2. Auch bei Beschlüssen, deren Vollzug nur schwer wieder
rückgängig zu machen sind (hier Fassadenanstrich), kommt dem
Vollzugsinteresse grundsätzlich Vorrang vor dem
Aussetzungsinteresse zu. Allerdings sind mit Blick auf den
verfassungsrechtlichen Eigentumsschutz die Erfolgsaussichten in
der Hauptsache zu berücksichtigen.
LG Frankfurt, Urt.
v. 17.12.2020 – 2-13 S 108/20
Gesellschaftsrecht
SGB
IV §§ 28p, 7; BGB §§ 709, 723
Voraussetzungen der Weisungsunabhängigkeit eines Gesellschaftergeschäftsführers
Eine Sperrminorität
muss im Gesellschaftsvertrag selbst verankert sein, um
sozialversicherungsrechtlich geeignet zu sein, eine
Weisungsabhängigkeit auszuschließen. Ein schuldrechtlicher
Stimmbindungsvertrag kann einer gesellschaftsvertraglich
verankerten Sperrminorität nicht gleichgestellt werden.
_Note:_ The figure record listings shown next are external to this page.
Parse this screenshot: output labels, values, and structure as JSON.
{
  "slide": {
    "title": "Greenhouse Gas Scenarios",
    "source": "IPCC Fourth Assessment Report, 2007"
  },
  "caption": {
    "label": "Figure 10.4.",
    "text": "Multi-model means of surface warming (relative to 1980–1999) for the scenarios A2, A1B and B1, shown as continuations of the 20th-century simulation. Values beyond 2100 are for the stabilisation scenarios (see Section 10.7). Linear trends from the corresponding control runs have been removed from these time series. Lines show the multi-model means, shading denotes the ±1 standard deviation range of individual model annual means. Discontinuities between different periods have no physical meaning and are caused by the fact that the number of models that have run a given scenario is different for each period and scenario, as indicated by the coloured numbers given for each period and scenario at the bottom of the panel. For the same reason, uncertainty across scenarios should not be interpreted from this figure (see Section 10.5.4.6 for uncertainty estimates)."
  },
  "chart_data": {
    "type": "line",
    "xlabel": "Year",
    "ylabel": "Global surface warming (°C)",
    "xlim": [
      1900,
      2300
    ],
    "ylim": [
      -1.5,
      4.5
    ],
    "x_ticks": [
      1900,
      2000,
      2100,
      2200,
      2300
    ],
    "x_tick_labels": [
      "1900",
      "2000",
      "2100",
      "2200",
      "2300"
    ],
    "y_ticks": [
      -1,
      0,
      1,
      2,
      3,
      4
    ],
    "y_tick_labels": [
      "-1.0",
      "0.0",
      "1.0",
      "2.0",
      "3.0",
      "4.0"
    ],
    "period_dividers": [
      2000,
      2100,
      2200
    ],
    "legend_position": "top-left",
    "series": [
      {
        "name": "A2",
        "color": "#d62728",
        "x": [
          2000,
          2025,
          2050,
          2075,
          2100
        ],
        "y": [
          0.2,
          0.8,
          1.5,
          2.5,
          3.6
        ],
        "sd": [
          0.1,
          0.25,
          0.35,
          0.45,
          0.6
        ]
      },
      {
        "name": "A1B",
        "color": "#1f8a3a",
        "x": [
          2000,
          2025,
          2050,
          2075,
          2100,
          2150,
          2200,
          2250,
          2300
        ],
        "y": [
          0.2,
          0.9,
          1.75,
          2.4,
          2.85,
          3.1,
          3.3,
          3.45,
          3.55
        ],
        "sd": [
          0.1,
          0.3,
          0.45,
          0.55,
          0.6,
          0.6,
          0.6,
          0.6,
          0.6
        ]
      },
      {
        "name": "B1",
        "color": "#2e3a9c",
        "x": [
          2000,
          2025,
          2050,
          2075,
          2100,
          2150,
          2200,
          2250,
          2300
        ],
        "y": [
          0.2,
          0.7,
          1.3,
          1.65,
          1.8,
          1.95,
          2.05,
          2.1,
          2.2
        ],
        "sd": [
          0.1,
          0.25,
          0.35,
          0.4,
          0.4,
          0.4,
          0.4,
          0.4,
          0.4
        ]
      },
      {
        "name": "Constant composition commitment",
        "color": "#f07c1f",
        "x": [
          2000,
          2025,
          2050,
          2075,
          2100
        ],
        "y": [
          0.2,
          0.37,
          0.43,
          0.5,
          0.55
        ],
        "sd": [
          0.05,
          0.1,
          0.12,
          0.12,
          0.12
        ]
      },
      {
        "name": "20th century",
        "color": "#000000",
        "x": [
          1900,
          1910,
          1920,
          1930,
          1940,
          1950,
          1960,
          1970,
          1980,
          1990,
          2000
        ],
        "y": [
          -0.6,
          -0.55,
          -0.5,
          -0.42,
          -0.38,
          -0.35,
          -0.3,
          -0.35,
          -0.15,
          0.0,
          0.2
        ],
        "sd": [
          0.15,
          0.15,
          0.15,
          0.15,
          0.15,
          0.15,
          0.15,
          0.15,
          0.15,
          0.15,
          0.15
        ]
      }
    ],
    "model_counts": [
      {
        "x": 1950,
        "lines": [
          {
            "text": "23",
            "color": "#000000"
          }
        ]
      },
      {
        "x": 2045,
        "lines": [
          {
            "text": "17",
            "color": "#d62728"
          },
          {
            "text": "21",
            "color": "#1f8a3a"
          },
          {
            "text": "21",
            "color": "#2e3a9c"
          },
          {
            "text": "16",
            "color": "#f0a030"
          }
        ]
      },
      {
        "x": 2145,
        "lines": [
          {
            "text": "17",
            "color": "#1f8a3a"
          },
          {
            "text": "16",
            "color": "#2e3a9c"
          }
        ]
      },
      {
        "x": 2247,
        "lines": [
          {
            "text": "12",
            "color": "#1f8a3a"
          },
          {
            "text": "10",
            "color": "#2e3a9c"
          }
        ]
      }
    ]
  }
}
(Leitsatz der DNotI-Redaktion)
LSG
Berlin-Brandenburg, Beschl. v. 27.5.2020 – L 9 BA 104/19
IPR und ausländisches
Recht
EuErbVO Art. 28; BGB §§ 1944, 1945
Form einer in Brasilien erklärten Erbausschlagung
1. Die Form einer in
Brasilien erklärten Ausschlagung der Erbschaft nach einem in
Deutschland verstorbenen Erblasser richtet sich alternativ nach
brasilianischem Recht (Ortsform) oder nach deutschem Recht (das
anzuwendende Erbrecht).
2. Die notwendige notarielle Beglaubigung der Unterschrift des
Ausschlagenden kann im Wege der Substitution durch die
Beglaubigung einer vergleichbaren autorisierten Person des
brasilianischen Rechts ersetzt werden.